I remember when I graduated from seminary 31 years ago, telling myself I knew everything I needed to know to be a pastor. I was feeling very full of myself. Then a month later I find myself smack in the middle of a church fight with no idea what to do. It turns out they didn’t teach psychological warfare at the seminary I attended. So I went to see my superintendent to ask his advice about what I should do. The superintendent, who had been in that position since God was a teenager, said, “The problem with that congregation is that years before they’d had a pastor with vision problems, and they never resolved it.” I asked him how in the world a pastor with vision problems could cause problems for a church, and he said, “Well, this minister’s eyesight was so bad that one day he mistook his secretary for his wife, and that church has struggled ever since.”

Well, I hadn’t known that. I guess there’s always more to learn. The maps only get us so far, don’t they?

Think how often we enter circumstances and situations thinking we know all we need to know. I remember when Joan and I first married, how no one could tell me anything about what it meant to love, because I was certain no one had ever loved someone as deeply and perfectly as I loved Joan. We’d been married maybe a month or two, and up until then things had been going great. She’d say, “I love you.” And I’d say, “I love you more.” And she’d say, “No, I love you more.”

But then one day I did something stupid, really dumb, dumb, dumb, and Joan looked at me, and I knew immediately what she was thinking. She was thinking how nice it would be to be single. She didn’t say it, but I could tell she was thinking it. That was certainly a learning experience. There’s always something more to learn.

So there we were last weekend, down at the Maple Grove Cemetery, looking for my great-grandfather’s tombstone, David Petway Gulley. We’d maybe looked at 4,000 tombstones by then and I was starting to dislike him. I was wishing he’d been cremated, and they’d thrown his ashes in a creek. But we kept looking and my brother Glenn finally found him, right there underneath a tree alongside my great-grandmother, Leona Echols Gulley, who from what I had always been told was a genuine piece of work. There they were.

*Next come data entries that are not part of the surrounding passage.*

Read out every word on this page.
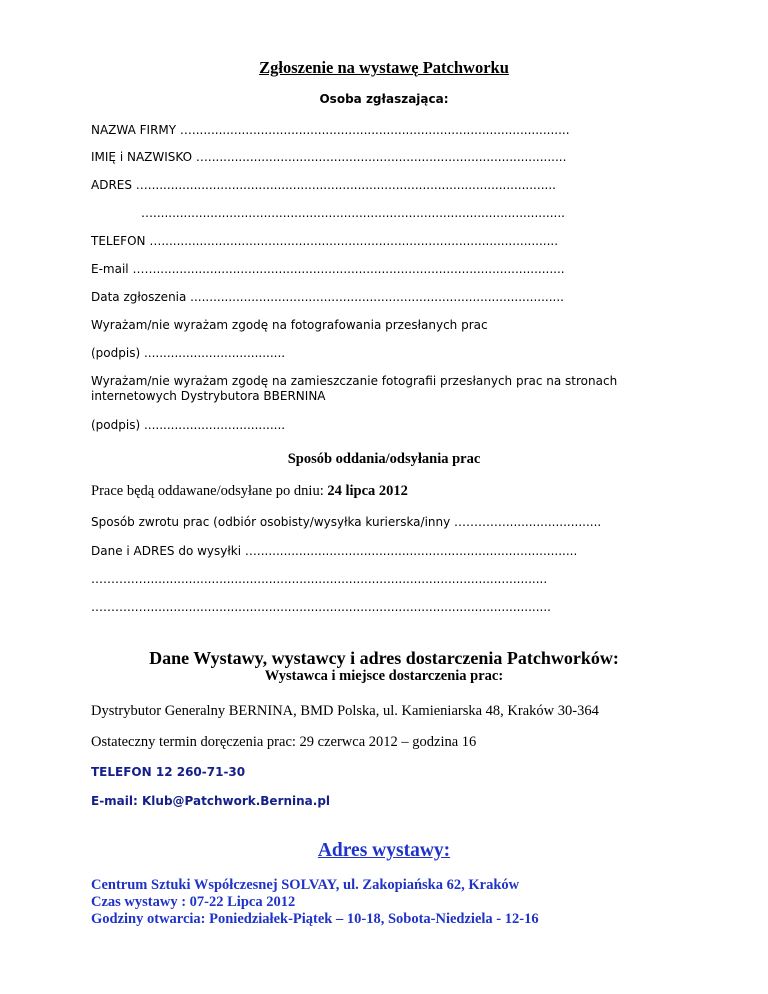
Zgłoszenie na wystawę Patchworku
Osoba zgłaszająca:
NAZWA FIRMY …...................................................................................................
IMIĘ i NAZWISKO …..............................................................................................
ADRES …...........................................................................................................
…............................................................................................................
TELEFON …........................................................................................................
E-mail ……...........................................................................................................
Data zgłoszenia ..................................................................................................
Wyrażam/nie wyrażam zgodę na fotografowania przesłanych prac
(podpis) .....................................
Wyrażam/nie wyrażam zgodę na zamieszczanie fotografii przesłanych prac na stronach
internetowych Dystrybutora BBERNINA
(podpis) .....................................
Sposób oddania/odsyłania prac
Prace będą oddawane/odsyłane po dniu: 24 lipca 2012
Sposób zwrotu prac (odbiór osobisty/wysyłka kurierska/inny ……….….........................
Dane i ADRES do wysyłki …....................................................................................
………..….........................................................................................................
………..…..........................................................................................................
Dane Wystawy, wystawcy i adres dostarczenia Patchworków:
Wystawca i miejsce dostarczenia prac:
Dystrybutor Generalny BERNINA, BMD Polska, ul. Kamieniarska 48, Kraków 30-364
Ostateczny termin doręczenia prac: 29 czerwca 2012 – godzina 16
TELEFON 12 260-71-30
E-mail: Klub@Patchwork.Bernina.pl
Adres wystawy:
Centrum Sztuki Współczesnej SOLVAY, ul. Zakopiańska 62, Kraków
Czas wystawy : 07-22 Lipca 2012
Godziny otwarcia: Poniedziałek-Piątek – 10-18, Sobota-Niedziela - 12-16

We looked at their gravestone for a while, then left the cemetery and went to visit a second cousin we hadn’t seen in probably 50 years. She’s the family historian. We didn’t tell her we were coming, we just showed up on her doorstep. All four of us. She didn’t recognize us at first, so when she opened the door, I asked if we could come in and talk to her about Jesus, but then she recognized my sister, and was happy to see us. She lived in the house David Petway Gulley had built back in the early 1900s, and she told us all the family secrets, things my parents never talked about, the death of little children and the broken marriages, and the decline into alcoholism of so many of my ancestors. Listening to them, I thought of my own father’s struggle with alcohol and how angry it had made me. When he was alive, I never tried to understand it. I just got angry about it, and thought it was a simple matter. He drank too much and needed to stop. But listening to our family historian, I realized it wasn’t simple at all, that the roots of that sickness ran deep in our genes. I thought I’d known all there was to know about my family, but there’s always something more to learn. Isn’t it funny how often we set down the shovel because we think the hole is dug, when in fact we’ve barely broken ground? There’s always something more to learn, some work that lies unfinished.

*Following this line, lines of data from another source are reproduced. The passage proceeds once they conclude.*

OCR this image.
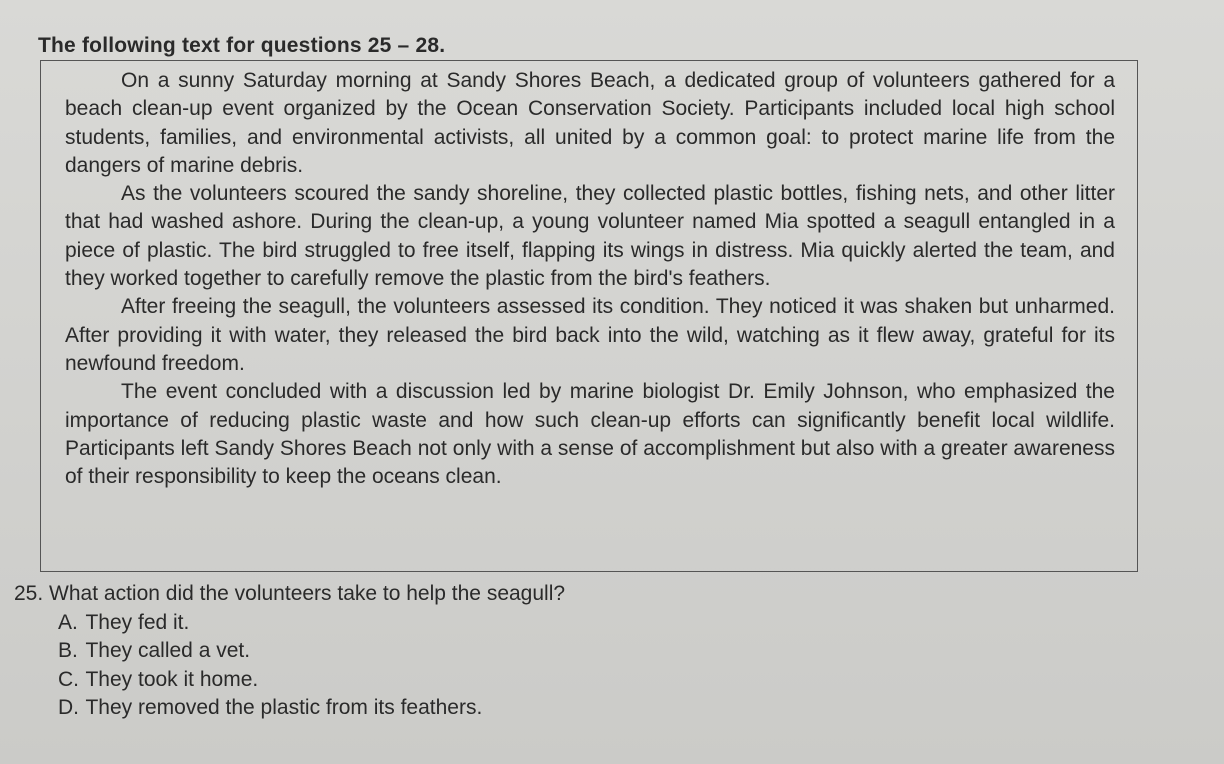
The following text for questions 25 – 28.

On a sunny Saturday morning at Sandy Shores Beach, a dedicated group of volunteers gathered for a beach clean-up event organized by the Ocean Conservation Society. Participants included local high school students, families, and environmental activists, all united by a common goal: to protect marine life from the dangers of marine debris.

As the volunteers scoured the sandy shoreline, they collected plastic bottles, fishing nets, and other litter that had washed ashore. During the clean-up, a young volunteer named Mia spotted a seagull entangled in a piece of plastic. The bird struggled to free itself, flapping its wings in distress. Mia quickly alerted the team, and they worked together to carefully remove the plastic from the bird's feathers.

After freeing the seagull, the volunteers assessed its condition. They noticed it was shaken but unharmed. After providing it with water, they released the bird back into the wild, watching as it flew away, grateful for its newfound freedom.

The event concluded with a discussion led by marine biologist Dr. Emily Johnson, who emphasized the importance of reducing plastic waste and how such clean-up efforts can significantly benefit local wildlife. Participants left Sandy Shores Beach not only with a sense of accomplishment but also with a greater awareness of their responsibility to keep the oceans clean.

25. What action did the volunteers take to help the seagull?

A. They fed it.
B. They called a vet.
C. They took it home.
D. They removed the plastic from its feathers.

It was the Catholic sister, Joan Chittister, who wrote, “In our dreams lies our unfinished work for the world.” There is always something more to learn, something more to understand, something more to which we can aspire. In our dreams lies our unfinished work for the world. There is always something more to learn.

A Quaker Query: Has my lack of knowledge caused me to treat others poorly? Am I careful to see the full picture, the true picture, of others, especially those who I find difficult to love?